LN: Was starting in the World Cup your lifelong dream?

BS: Yes, ever since 1999, when the U.S. women won in penalty kicks! From then on, it was a dream to play in the World Cup. I thought I wouldn’t have a chance this time around because I hadn’t been with the national team very much, but someone got injured and I was able to step in.

LN: So it lived up to your expectations?

BS: It was worth the effort, absolutely. I felt pretty nervous going into the game, and actually other people were more nervous for me, but once I got in and connected a few passes, it was just a soccer game; and I have been playing for a large portion of my life, so it just got very comfortable.

LN: Growing up, you played for Ladue and JB Marine. Did you feel prepared for the next level of play?

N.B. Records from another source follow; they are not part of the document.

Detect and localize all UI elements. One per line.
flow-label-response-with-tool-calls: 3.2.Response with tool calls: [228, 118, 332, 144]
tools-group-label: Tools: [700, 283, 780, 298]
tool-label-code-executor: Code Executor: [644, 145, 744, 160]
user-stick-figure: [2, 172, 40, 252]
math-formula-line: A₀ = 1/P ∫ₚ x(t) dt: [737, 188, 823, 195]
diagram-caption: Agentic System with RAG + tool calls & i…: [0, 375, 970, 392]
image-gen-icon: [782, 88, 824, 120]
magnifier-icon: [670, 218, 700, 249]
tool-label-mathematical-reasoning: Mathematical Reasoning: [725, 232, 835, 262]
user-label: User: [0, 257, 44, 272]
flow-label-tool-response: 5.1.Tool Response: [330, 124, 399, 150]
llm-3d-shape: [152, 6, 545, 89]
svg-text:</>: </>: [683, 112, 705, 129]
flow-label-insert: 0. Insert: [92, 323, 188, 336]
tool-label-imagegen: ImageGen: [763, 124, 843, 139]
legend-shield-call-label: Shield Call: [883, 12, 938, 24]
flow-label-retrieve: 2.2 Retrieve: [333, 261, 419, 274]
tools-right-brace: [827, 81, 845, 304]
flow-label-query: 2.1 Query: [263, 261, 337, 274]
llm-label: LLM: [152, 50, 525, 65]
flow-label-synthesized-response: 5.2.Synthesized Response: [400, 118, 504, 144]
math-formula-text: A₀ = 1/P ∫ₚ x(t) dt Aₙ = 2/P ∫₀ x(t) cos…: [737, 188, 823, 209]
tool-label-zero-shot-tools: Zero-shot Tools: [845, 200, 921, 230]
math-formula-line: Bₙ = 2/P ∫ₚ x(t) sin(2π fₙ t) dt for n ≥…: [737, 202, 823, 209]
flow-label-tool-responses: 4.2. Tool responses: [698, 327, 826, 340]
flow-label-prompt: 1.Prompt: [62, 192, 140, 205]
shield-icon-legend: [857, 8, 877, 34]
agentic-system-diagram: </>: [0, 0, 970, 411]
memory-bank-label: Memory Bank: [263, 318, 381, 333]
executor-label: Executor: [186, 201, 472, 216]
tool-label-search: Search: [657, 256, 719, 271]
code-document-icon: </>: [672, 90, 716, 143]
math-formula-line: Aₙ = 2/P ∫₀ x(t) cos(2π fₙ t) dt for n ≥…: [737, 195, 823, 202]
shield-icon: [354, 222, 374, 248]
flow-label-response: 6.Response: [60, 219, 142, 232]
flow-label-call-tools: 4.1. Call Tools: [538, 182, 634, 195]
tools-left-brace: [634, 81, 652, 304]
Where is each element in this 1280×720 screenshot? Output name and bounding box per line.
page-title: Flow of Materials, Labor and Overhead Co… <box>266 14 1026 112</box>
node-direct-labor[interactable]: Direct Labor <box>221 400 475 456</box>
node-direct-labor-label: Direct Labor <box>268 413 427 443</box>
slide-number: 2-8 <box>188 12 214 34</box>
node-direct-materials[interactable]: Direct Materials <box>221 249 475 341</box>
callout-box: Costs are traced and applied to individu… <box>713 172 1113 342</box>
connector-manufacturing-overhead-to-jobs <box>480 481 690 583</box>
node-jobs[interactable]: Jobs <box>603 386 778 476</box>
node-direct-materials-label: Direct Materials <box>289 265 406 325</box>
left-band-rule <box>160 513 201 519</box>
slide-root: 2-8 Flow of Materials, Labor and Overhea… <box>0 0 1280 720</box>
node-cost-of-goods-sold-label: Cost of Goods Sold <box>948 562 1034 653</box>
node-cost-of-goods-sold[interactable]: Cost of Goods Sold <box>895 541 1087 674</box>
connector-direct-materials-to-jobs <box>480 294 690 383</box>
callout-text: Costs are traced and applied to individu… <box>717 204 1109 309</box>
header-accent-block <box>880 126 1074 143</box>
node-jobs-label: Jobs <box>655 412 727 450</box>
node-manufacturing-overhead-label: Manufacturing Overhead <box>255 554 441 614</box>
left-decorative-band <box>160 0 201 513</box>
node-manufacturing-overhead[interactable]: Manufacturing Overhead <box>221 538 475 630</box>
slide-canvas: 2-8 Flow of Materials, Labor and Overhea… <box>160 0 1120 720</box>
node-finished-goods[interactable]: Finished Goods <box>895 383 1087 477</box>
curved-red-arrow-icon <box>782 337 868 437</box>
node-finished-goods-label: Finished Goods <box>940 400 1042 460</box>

BS: I’d been with JB Marine since I was 12, and it’s a very good club with excellent coaches. They taught soccer differently from other club coaches, teaching you to keep the ball on the ground and connect passes, and be smart positionally, and just timeless aspects of the game. That’s helped me so much to progress to professional soccer. At Ladue, it was such fun to play with all my friends, and even though it was not as serious as club soccer, I still learned a lot about sportsmanship and being a team player and just to have fun when you’re playing. It’s an honor to be able to play with your friends.

LN: Is it still that much fun, or does it become a job at some point?

BS: There is a shift because now it’s your livelihood. But you still have fun, or else why are you playing? We’re not making millions of dollars, and honestly, a lot of us could quit and get a 9 to 5 job where we would make more than we do playing soccer.

LN: Do you think St. Louis will continue to be a big player in the national soccer scene?

BS: Yes, there’s such rich history here, especially on the men’s side, and I think that’s helped spark the women’s side, as well. A lot of the coaches that girls’ teams have now used to play professionally, and the quality of women’s soccer is only going to grow because of that. I’ve been to a lot of practices in the last couple of days, and seen the quality of the players, so I definitely think St. Louis will remain a hotbed for soccer.

LN: Tell us about your partnership with Signature Sports Medicine.

BS: They’re one of the largest orthopedic groups in St. Louis, and have one of the largest pediatric orthopedic practices in the U.S. I have always been big on injury prevention and fortunate in not being injured, which is something they are interested in, so it was a perfect fit. We’re trying to get the word out about simple steps you can take to prevent sports injuries. The big thing is a good warmup to make sure your body is warm and ready for exercise. Following that, you can do some agility exercises because a lot of sport is lateral movement, but in training, people focus on moving forward and backward. Incorporate cuts and jumps, using cones or hurdles, or just the lines on the court. Practice cushioning your impact on landing. When you form those healthy habits, it becomes part of your muscle memory. It’s important for every sport, and even if you just want to be active.